Login to your AWS-hosted RStudio instance using the URL, username, and password assigned to you in the Google Sheet. Please make sure the RStudio user interface dashboard looks as follows: Console Pane (Lower Left Quadrant), Scripting Pane (Upper Left Quadrant), File Manager/Plots Display/Help-Tab Pane (Lower Right Quadrant), Environment/History-Tab Pane (Upper Right Quadrant).Here is what that should look like: https://milrd.org/wp-content/uploads/2022/06/RStudio-Screenshot_Panes.png
Note the directories and files in the File Manager are the same as those in the home directory of your AWS instance, as accessed via the Terminal. This is because RStudio is installed on the same AWS instance you accessed via the Terminal.
In R, code is always executed via the Console, but you have the choice whether to execute that code in a Script (opened in the Scripting Pane) or directly in the Console. Unless you need to quicly execute a one-liner (e.g. setting a working directory using the setwd
command), you’ll want to be writing your code in a script, highlighting it, and clicking Run
to execute it in the console.

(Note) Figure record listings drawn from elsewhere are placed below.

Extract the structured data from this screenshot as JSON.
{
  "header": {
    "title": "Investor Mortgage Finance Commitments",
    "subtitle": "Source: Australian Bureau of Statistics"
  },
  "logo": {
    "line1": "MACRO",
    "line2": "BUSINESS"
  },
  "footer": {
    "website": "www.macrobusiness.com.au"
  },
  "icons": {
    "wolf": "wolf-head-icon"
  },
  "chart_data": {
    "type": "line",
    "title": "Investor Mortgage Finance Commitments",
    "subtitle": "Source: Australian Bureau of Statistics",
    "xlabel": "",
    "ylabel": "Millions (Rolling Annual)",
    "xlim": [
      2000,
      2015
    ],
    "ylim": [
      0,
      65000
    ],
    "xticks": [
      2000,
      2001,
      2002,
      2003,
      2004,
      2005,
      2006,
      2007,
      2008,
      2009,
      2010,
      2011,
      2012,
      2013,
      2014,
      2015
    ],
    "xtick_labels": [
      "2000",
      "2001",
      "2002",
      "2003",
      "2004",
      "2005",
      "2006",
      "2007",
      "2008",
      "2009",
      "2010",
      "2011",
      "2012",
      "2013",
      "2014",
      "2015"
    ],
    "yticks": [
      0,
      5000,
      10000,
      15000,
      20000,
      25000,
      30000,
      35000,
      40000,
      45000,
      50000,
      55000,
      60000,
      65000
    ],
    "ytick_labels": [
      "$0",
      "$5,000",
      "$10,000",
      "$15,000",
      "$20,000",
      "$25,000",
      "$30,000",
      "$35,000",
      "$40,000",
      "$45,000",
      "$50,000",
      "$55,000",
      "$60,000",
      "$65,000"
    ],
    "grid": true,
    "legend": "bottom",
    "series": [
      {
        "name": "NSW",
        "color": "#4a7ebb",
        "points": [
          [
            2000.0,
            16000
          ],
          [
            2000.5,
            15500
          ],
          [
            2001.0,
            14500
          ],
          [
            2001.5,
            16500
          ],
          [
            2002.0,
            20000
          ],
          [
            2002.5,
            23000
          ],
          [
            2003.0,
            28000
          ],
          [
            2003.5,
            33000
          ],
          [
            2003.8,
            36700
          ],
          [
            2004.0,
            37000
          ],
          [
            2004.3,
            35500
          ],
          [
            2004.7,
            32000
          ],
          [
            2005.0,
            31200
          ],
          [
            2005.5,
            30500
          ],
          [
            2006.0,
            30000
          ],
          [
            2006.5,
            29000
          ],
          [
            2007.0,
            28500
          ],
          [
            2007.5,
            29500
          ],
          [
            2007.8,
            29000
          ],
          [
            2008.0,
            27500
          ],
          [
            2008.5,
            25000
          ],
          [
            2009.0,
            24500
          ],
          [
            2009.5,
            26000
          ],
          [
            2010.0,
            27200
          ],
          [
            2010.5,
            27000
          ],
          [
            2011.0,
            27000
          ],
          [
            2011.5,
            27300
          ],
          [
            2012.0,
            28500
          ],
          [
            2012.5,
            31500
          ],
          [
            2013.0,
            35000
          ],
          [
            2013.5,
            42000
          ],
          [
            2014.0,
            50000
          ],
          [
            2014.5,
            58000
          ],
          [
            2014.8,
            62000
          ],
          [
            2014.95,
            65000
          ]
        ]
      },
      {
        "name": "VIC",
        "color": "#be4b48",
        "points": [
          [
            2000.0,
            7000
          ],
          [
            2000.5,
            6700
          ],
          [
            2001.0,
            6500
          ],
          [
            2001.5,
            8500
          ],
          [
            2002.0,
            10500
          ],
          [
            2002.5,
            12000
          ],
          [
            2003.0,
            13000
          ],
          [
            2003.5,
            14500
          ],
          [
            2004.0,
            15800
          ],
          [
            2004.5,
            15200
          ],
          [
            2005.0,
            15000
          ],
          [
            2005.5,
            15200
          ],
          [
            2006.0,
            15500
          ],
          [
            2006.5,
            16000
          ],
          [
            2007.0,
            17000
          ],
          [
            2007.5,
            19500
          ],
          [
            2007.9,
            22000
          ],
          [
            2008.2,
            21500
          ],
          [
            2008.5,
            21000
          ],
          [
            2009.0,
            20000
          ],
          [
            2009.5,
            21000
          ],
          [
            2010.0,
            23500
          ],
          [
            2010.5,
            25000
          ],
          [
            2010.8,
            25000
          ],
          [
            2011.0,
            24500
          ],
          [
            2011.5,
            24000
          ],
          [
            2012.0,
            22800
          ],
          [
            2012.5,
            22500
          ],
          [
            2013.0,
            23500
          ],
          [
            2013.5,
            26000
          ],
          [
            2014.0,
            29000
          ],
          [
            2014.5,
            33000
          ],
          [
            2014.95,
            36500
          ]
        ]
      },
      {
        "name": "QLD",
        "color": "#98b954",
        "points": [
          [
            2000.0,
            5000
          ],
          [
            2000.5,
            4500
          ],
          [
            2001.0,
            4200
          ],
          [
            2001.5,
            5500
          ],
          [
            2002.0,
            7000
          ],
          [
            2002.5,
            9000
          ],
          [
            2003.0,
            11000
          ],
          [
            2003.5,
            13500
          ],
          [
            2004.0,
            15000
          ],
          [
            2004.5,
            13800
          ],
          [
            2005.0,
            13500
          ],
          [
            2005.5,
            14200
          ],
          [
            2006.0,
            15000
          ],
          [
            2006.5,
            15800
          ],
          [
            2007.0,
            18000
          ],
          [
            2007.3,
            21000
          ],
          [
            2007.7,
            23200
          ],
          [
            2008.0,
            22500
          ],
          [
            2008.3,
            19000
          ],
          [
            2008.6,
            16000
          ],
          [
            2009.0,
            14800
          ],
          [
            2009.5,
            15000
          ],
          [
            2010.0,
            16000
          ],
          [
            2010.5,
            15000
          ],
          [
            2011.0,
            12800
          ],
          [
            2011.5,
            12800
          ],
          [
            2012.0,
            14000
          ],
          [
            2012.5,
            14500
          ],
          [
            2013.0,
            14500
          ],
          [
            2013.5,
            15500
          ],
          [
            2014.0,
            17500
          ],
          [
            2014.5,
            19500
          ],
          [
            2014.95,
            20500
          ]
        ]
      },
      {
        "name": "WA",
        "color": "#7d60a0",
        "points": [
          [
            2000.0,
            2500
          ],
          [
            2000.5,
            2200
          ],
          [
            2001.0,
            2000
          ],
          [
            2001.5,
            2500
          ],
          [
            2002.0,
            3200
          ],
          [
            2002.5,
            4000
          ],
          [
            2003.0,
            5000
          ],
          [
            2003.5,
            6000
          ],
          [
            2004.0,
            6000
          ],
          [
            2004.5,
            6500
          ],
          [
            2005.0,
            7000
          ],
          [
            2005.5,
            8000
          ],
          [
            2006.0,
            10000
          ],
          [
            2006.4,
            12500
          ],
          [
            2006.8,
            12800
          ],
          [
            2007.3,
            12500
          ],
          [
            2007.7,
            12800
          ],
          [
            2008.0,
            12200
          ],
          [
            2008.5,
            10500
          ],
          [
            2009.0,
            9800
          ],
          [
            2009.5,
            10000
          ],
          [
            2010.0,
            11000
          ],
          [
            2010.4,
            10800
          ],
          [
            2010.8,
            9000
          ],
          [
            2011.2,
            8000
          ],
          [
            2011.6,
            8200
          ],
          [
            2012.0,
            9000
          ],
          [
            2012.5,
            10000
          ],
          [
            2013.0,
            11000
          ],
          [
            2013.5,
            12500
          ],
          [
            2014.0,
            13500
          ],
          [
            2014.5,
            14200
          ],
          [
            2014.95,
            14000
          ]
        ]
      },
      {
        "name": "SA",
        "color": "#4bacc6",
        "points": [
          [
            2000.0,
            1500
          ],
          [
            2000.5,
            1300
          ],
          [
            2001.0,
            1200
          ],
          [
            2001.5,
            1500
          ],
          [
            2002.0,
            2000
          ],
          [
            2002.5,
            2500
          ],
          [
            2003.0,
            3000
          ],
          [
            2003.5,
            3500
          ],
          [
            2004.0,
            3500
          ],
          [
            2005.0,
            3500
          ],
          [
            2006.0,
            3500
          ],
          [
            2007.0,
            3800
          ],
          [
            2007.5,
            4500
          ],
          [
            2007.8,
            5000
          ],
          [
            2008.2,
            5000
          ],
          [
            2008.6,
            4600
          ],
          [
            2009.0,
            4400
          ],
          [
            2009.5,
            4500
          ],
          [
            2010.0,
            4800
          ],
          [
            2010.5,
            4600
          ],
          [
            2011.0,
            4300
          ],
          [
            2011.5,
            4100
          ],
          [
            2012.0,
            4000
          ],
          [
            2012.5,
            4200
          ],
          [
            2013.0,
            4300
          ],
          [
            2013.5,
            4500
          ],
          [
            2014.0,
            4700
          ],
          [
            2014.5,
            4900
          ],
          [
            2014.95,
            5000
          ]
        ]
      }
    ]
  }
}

This is because you can easily edit code in a script and re-run it. Once code is run in the Console it is not editable.
Execute the commands found on the landing page (and only the landing page) of this website in your RStudio instance (found in the grey boxes): http://www.r-tutor.com/r-introduction.
(Note: if you run the “> install.packages()” block, R will throw an error since you will not be specifying a specific package to install)
Execute the codes on the first webpage of the tutorial in the Console (as instructed by the website).
Take a screenshot showing this code successfully ran.
Next, clear your Console Pane and Environment Panes using the “brush” icons, re-enter the same codes in a script in the Scripting Pane (there is an empty script created for you called “Untitled1”), highlight the codes and click “Run”. The results should be the same as when executed in the Console, but you can now edit the script and re-run them as much as you’d like.
Checkpoint (CP) 2: In a single post on the group Slack channel, please upload your screenshot of your console showing the code ran properly and the R script file.